Everyday is Halloween with this spellbinding collection! ~ Goodreads
Source: e-arc provided in exchange for an honest review
My thoughts: I’ve only read the first four stories so far but they were quite good for getting into the fall/Halloween spirit.
#1 - The Killing Touch by Elana Johnson had an old fashioned kind of feel – a gentleman courting his love interest – but turns much darker after tradgedy strikes.
#2 – One Touch of Silver by Elizabeth Cole was a lot of fun. Cursed werewolves, gothic vibe, romance.
#3 – Sweet Lavvy by Amanda Gale was a bittersweet tale told by a mysterious man to a younger man making a big life decision as a warning not to take advantage of the love you have. Nice message but not as spooky as the rest.
#4 – To Hell with Love by G.G. Andrews. Andrews is the reason I read this antho and hers is my favorite of the group (so far). Fun, sexy, Greek mythology, curses, BOOKS and romance.
I do plan on reading the other 4 stories and reviewing on Goodreads – but probably closer to Halloween…mood reader lol but wanted to let you all know about it in the meantime.
Overexposed (In Focus #4) by Megan Erickson
Love runs wild on the Appalachian Trail in the latest from the author of Out of Frame and Focus on Me...
Levi Grainger needs a break. As a reality show star, he’s had enough of the spotlight and being edited into a walking stereotype. When he returns home after the last season of Trip League, he expects to spend time with his family, only to learn his sister is coming back from her deployment in a flag-draped casket. Devastated, Levi decides the best way to grieve will be to go off grid and hike the Appalachian Trail—a trip he'd planned to do with his sister.

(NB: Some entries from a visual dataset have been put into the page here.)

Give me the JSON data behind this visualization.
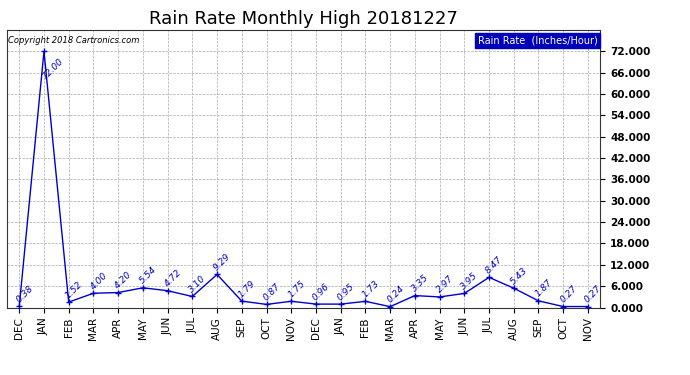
{
  "title": "Rain Rate Monthly High 20181227",
  "copyright": "Copyright 2018 Cartronics.com",
  "labels": [
    "DEC",
    "JAN",
    "FEB",
    "MAR",
    "APR",
    "MAY",
    "JUN",
    "JUL",
    "AUG",
    "SEP",
    "OCT",
    "NOV",
    "DEC",
    "JAN",
    "FEB",
    "MAR",
    "APR",
    "MAY",
    "JUN",
    "JUL",
    "AUG",
    "SEP",
    "OCT",
    "NOV"
  ],
  "values": [
    0.38,
    72.0,
    1.52,
    4.0,
    4.2,
    5.54,
    4.72,
    3.1,
    9.29,
    1.79,
    0.87,
    1.75,
    0.96,
    0.95,
    1.73,
    0.24,
    3.35,
    2.97,
    3.95,
    8.47,
    5.43,
    1.87,
    0.27,
    0.27
  ],
  "annotations": [
    "0.38",
    "72.00",
    "1.52",
    "4.00",
    "4.20",
    "5.54",
    "4.72",
    "3.10",
    "9.29",
    "1.79",
    "0.87",
    "1.75",
    "0.96",
    "0.95",
    "1.73",
    "0.24",
    "3.35",
    "2.97",
    "3.95",
    "8.47",
    "5.43",
    "1.87",
    "0.27",
    "0.27"
  ],
  "line_color": "#0000cc",
  "bg_color": "#ffffff",
  "grid_color": "#aaaaaa",
  "ylim": [
    0.0,
    78.0
  ],
  "yticks": [
    0.0,
    6.0,
    12.0,
    18.0,
    24.0,
    30.0,
    36.0,
    42.0,
    48.0,
    54.0,
    60.0,
    66.0,
    72.0
  ],
  "ytick_labels": [
    "0.000",
    "6.000",
    "12.000",
    "18.000",
    "24.000",
    "30.000",
    "36.000",
    "42.000",
    "48.000",
    "54.000",
    "60.000",
    "66.000",
    "72.000"
  ],
  "legend_text": "Rain Rate  (Inches/Hour)",
  "legend_bg": "#0000bb",
  "title_fontsize": 13,
  "tick_fontsize": 7.5,
  "annot_fontsize": 6.5,
  "annot_color": "#0000cc",
  "copyright_fontsize": 6
}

His solitary existence on the trail is interrupted when he meets Thad, a quiet man with a hard body and intense eyes. Their connection is stronger than anything Levi has ever experienced. But when Levi discovers the truth about what Thad is hiking to escape, their future together looks uncertain, and uncertainty is the last thing Levi needs. ~ Goodreads
Source: ARC- via Netgalley in exchange for an honest review
Thoughts: It’s Megan Erickson people – go read it! Ok – you probably need a little more. Overexposed is another emotional, heartfelt addition to the In Focus series with the Appalachian Trail as a backdrop to Levi and Thad’s haunting memories and blossoming friendship/romance.The In Focus series is one of all time favorite LGBQT/NA series. This is book #4 but can be read as a stand alone and I’m REALLY hoping that a certain character, who’s kind of an asshole but I liked him, gets his own book.